Highway 50 across central Nevada is known as “The Loneliest Road in America”, and for good reason. The route crosses vast stretches of empty desert with nothing but a few old mining camps to fill the void. Anyone that has been to Austin, Nevada must have left with the impression that they just visited America’s remotest town.
The degree of remoteness, however, is framed by the time we live in. Although Austin is still an isolated outpost in the Nevada desert, it is connected to civilization by a modern highway, and by phone and internet service.
In the 1870’s Austin didn’t even have a railroad. The town was connected to the rest of the world by a rough wagon road and the only communication was by frontier mail service. As remote as Austin was, it was where miners of frontier camps would “go to town” to access goods and services.

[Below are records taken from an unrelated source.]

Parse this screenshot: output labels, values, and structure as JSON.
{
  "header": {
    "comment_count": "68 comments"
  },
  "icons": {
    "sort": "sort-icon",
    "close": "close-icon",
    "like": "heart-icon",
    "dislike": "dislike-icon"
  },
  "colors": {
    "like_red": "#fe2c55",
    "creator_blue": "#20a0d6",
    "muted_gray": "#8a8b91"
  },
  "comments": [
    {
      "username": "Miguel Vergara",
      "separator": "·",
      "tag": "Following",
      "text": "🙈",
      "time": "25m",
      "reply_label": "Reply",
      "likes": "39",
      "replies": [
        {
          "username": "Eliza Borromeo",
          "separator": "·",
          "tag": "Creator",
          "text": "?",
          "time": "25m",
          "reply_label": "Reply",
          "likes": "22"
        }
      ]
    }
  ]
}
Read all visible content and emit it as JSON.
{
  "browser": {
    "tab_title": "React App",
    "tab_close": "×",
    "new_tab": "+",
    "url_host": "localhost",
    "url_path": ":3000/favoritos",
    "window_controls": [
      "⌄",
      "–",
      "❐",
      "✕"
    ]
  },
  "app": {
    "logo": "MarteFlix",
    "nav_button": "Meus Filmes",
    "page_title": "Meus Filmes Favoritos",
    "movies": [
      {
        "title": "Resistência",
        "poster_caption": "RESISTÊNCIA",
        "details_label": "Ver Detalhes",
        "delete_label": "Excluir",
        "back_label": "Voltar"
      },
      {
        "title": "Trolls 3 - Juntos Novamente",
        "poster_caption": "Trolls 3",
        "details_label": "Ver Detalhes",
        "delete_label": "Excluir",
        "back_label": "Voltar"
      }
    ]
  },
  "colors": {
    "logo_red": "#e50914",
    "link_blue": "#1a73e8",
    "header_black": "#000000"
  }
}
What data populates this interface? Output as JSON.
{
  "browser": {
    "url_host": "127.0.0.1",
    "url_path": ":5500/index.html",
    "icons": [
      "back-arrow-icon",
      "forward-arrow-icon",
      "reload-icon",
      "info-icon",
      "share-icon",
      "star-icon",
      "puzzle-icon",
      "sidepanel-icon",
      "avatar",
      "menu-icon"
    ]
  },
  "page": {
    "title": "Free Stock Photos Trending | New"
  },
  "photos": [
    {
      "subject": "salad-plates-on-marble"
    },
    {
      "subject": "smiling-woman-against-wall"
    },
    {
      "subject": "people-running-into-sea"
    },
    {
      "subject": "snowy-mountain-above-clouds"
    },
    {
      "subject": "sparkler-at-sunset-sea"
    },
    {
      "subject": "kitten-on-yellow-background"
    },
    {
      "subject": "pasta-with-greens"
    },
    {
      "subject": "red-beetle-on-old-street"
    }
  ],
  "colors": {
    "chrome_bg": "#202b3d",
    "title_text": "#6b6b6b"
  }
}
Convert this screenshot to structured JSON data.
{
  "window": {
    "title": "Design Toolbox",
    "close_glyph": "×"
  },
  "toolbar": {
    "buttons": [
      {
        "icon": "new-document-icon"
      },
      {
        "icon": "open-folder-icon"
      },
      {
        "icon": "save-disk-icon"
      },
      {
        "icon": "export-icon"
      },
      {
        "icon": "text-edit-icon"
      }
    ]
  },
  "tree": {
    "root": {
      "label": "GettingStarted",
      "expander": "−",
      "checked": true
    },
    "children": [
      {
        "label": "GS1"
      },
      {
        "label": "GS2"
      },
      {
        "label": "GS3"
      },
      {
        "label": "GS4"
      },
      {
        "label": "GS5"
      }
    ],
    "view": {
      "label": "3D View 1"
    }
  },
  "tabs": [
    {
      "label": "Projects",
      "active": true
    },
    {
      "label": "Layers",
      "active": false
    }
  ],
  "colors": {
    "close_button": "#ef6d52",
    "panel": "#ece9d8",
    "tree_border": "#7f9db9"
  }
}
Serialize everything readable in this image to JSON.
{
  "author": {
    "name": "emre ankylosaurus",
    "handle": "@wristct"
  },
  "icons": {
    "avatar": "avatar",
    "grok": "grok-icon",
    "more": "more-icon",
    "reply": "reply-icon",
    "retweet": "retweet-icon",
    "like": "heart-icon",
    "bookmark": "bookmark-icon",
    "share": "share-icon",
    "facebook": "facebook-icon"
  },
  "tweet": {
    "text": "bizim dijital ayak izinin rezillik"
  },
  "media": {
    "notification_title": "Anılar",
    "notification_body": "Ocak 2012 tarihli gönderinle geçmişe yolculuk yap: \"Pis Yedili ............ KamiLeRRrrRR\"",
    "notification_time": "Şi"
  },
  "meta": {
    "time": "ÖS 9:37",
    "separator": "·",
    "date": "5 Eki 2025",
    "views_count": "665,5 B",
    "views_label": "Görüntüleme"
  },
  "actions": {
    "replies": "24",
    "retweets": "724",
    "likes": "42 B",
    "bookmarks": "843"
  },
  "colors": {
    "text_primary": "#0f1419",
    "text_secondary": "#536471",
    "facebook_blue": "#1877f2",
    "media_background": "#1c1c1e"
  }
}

Fifty miles south of Austin, deep in the Toiyabe Range, and near the top of Ophir Canyon, sits the ghost town of Ophir, Nevada. The road to Ophir is a long and rugged, even for modern 4×4 vehicles.
The remains of a few stone structures and log cabins can still be seen at the site. Large sections of hand hewn stone walls of old stamp mill are still standing, a testament to the skill that went into the construction of this impressive structure.
Imagining what life was like in an extremely isolated location like Ophir is difficult. Early structures and mines were built with equipment and materials that were hauled in with pack trains that traveled on primitive wagon roads and trails.
The climate and altitude were too harsh to grow much food, so food had to be shipped over great distances and at high cost. Nevada is known to be desert, but the mountain ranges of Nevada can still get significant amounts of snow, further isolating already remote camps. Ordering goods and materials would need to be done weeks or months in advance.
Despite the seemingly impossible circumstances that many of these mining camps were up against, the towns sprang up in remote locations all over the west. Many men and woman would spend their entire lives in one or several of these remote towns.
Some camps would only last a few years or a couple decades. When a town died out, its citizens would often move to the closest town that still had some measure of prosperity, and life would continue much as it was before.
In the context of our modern world, life in remote mining camps seems impossibly difficult. However, in some ways frontier life seems much simpler and somehow romantic. If only there was a way to go back in time and see how people lived, and experience it for ourselves – even just for a little while.